É mais uma história de espionagem, nazista agora. Bergman é Alicia, filha dum traidor americano condenado à prisão perpétua. Às voltas com a vida de boemias, bebidas, namorados, fruto da revolta generalizada causada pela figura paterna, a moça se vê diante de um desafio proposto por Devlin (Grant), agente da polícia: espionar um clã de nazistas que estão infiltrados no Rio de Janeiro (!) para saber quais são os planos mirabolantes, diabólicos do pessoal, cujos líderes são Sebastian (Rains) e a mãe (interpretada de forma estupenda por Leopoldine Konstantin).
Mas neste ínterim Devlin e Alicia se apaixonam. Mas e agora? A tarefa não será cumprida? Precisamente em 'Interlúdio' há uma passagem que contei aqui anos atrás, e vale a repetição: I. Bergman estava com dificuldades sobre o seu personagem.
Não sabia a colocação certa das frases, o ar de garota (tinha 30 anos) simultaneamente ao da insegura falsa espiã. Enfim. Foi perguntar a Hitchcock o que devia fazer. 'Ingrid, por favor não pense. Apenas finja', disse o diretor.
Em determinadas sequências percebe-se certo incômodo na atriz de 'Casablanca' (1943). Não nas da festa, onde Devlin invade a adega de Sebastian à procura de algo suspeito... É impressionante o modo como o cineasta sabia conduzir o público ao sistema catalisador da dúvida somada ao romance.

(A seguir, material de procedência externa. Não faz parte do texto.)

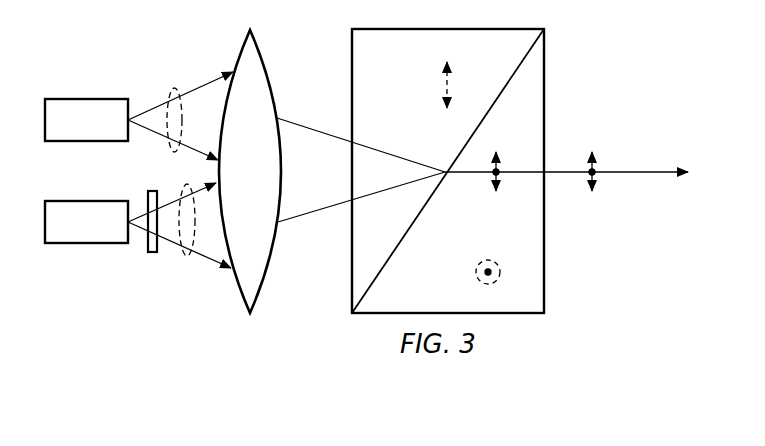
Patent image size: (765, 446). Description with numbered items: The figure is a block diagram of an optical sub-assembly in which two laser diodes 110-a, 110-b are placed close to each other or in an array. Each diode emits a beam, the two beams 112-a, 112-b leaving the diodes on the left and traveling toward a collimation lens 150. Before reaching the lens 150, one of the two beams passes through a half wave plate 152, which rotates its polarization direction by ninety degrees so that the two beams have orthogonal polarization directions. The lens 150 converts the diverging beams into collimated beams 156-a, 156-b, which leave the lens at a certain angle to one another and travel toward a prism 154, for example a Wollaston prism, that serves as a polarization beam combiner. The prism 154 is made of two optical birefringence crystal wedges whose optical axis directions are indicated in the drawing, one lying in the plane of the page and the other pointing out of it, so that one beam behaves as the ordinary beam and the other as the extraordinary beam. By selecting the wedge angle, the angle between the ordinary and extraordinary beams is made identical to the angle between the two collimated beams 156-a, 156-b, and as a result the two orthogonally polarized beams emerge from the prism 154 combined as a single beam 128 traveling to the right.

The laser diode 110-a is at (88, 99).
The laser diode 110-b is at (86, 244).
The beam 112-a is at (173, 89).
The beam 112-b is at (187, 256).
The collimation lens 150 is at (237, 63).
The half wave plate 152 is at (150, 192).
The prism 154 is at (545, 95).
The collimated beam 156-a is at (312, 134).
The collimated beam 156-b is at (310, 207).
The combined beam 128 is at (640, 171).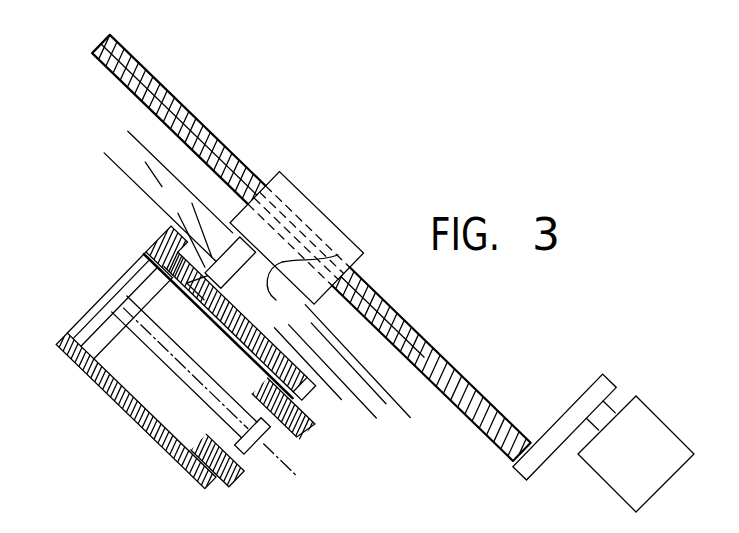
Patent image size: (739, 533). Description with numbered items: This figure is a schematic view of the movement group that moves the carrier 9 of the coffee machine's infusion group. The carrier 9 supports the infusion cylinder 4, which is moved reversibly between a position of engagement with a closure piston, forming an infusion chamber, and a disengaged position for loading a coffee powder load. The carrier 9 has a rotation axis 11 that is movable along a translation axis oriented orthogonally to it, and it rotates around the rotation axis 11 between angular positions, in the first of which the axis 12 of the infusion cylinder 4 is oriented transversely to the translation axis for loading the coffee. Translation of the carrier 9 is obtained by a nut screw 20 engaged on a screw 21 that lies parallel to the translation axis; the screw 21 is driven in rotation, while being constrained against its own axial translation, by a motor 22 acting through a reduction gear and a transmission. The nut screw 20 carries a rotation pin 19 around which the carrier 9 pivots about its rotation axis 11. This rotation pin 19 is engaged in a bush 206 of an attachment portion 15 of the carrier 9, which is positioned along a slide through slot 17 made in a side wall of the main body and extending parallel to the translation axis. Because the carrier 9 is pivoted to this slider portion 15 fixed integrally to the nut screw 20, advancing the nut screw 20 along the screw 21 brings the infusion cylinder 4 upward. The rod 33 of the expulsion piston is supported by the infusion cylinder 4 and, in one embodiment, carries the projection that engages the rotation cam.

The infusion cylinder 4 is at (110, 400).
The carrier 9 is at (75, 308).
The rotation axis 11 is at (218, 260).
The axis of the infusion cylinder 12 is at (108, 296).
The attachment portion 15 is at (358, 383).
The slide through slot 17 is at (225, 236).
The rotation pin 19 is at (288, 215).
The nut screw 20 is at (322, 225).
The screw 21 is at (167, 90).
The motor 22 is at (645, 402).
The rod of the expulsion piston 33 is at (165, 447).
The bush 206 is at (338, 255).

O casal Bergman-Grant surpreendeu a crítica da época por acabar com os 3 segundos de beijo. Foram bem além desse tempo. 'Hitch' disse ter se inspirado ao ver uma menina segurar o braço do namorado enquanto ele urinava. 'O romance não deve ser interrompido', disse. 'Interlúdio': um grande trabalho. Duração: 101 minutos. Cotação: ótimo.